The results of the latest research report compiled by international family office Stonehage Fleming have revealed a gap between the mind-set and implementation of responsible investing. The Four Pillars of Capital Report: The Next Chapter showed that while over 75% of ultra-high net worth families acknowledged a preference for responsible investment, only 21% are actively incorporating a values-based approach in investment portfolios.

This contrast is likely attributed to a confusion about the wide range of SRI (Socially Responsible Investment) products on offer by asset managers, says Reyneke Van Wyk, Head of Stonehage Flemings’ Investment Division in South Africa.

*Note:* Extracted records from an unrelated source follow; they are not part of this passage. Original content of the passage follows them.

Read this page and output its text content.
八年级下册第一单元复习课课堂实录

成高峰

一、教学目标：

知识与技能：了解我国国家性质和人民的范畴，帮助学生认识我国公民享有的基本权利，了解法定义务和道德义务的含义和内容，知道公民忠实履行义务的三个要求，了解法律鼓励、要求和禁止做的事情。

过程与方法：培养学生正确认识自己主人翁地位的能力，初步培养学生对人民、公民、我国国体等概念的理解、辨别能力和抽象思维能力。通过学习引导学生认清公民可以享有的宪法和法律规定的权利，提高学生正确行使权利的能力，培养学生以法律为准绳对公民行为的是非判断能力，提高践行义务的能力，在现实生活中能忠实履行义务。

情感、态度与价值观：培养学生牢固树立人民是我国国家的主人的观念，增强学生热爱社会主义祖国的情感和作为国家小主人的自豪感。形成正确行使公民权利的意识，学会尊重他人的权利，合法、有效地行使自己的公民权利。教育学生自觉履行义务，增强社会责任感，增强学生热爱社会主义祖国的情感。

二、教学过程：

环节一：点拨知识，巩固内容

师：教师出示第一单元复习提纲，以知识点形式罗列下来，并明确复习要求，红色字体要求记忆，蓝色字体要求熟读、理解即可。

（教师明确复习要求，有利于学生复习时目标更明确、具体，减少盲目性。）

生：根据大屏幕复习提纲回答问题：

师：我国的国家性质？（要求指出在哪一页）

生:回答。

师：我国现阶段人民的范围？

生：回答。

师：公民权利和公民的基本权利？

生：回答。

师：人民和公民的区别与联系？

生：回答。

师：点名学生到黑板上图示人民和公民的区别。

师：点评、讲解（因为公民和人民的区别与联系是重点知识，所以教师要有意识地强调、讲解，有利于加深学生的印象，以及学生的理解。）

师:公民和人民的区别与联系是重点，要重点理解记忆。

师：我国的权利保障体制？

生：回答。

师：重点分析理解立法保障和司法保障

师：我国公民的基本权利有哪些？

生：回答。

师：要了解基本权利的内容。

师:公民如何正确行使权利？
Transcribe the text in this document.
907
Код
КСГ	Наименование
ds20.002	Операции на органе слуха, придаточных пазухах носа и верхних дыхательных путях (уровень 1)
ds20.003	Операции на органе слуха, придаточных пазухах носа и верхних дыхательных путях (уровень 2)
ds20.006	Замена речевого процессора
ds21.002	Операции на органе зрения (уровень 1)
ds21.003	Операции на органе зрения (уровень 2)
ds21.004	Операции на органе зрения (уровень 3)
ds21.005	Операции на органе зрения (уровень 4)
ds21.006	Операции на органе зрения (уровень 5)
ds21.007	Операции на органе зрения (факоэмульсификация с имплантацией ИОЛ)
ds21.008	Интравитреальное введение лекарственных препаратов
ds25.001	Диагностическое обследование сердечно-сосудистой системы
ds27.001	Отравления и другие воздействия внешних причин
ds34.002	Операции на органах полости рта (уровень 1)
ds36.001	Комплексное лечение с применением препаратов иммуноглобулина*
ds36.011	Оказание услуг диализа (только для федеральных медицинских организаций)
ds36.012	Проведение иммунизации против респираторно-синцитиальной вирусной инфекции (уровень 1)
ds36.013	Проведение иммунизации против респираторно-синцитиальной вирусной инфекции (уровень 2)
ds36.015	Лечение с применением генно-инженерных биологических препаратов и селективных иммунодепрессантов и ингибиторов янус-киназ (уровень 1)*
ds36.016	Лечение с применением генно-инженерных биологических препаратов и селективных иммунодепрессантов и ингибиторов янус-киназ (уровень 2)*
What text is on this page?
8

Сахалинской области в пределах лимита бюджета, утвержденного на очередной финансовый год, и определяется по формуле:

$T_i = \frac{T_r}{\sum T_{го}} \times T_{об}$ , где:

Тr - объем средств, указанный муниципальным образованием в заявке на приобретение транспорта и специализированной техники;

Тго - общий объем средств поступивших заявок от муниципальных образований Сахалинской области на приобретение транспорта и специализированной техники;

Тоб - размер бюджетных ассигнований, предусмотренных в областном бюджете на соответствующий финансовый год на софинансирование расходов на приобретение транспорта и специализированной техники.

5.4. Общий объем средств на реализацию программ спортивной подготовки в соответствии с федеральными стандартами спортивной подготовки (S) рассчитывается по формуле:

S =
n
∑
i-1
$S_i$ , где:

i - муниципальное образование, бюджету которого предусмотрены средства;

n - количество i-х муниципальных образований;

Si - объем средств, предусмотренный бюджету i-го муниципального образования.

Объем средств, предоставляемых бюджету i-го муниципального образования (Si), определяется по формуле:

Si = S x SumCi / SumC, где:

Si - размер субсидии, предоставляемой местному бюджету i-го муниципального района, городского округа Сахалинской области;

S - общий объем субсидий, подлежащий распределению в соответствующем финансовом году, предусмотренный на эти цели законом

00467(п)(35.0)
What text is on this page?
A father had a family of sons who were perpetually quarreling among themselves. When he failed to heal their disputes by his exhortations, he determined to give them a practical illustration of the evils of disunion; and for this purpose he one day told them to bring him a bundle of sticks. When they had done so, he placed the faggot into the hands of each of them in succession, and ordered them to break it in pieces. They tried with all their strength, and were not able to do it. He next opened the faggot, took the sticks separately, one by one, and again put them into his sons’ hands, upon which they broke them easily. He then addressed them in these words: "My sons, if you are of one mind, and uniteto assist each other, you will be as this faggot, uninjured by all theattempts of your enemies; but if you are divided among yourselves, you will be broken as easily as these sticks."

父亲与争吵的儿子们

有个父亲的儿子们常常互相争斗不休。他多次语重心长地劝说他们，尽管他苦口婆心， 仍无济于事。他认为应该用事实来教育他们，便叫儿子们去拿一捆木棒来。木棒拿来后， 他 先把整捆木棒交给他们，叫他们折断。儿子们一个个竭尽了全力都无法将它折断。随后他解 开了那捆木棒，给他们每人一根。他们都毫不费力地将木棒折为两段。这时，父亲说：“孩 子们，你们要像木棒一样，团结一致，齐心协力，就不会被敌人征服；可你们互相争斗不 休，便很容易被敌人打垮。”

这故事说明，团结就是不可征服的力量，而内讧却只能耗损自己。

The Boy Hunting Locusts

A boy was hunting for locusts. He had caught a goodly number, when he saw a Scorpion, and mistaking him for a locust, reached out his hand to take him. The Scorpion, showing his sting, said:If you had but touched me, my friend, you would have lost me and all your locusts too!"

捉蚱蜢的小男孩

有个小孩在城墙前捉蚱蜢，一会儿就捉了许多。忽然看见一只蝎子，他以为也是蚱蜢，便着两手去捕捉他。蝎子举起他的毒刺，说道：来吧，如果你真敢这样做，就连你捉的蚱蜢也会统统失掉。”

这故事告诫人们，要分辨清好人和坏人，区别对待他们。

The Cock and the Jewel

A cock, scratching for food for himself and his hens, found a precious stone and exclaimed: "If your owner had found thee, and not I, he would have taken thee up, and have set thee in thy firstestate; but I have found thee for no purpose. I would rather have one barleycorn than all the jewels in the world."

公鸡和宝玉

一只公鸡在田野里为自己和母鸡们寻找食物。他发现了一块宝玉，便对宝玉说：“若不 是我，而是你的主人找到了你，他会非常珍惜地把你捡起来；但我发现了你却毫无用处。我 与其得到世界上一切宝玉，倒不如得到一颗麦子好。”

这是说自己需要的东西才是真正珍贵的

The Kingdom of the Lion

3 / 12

While respondents demonstrated an increasing interest in SRI, which aims to generate specific social or environmental benefits in addition to financial returns, they also confessed that on a practical level it was not as easy in the traditional investment world to do ‘good’ while also generating benchmark-beating returns for investors.

“Historically, investors have primarily been concerned with the end rather than the means, putting portfolio performance as the primary focus,” said Van Wyk. “However, as was highlighted in our Four Pillars of Capital report, this attitude is changing. For many families and private investors, the gap between investor and investment is closing.”

Considering the variety of socially responsible investing philosophies open to todays’ investors, Stonehage Fleming believes that Environmental, Social and Governance (ESG) investing marries well with a traditional investment management approach and with the long-term investing approach of UHNW* families.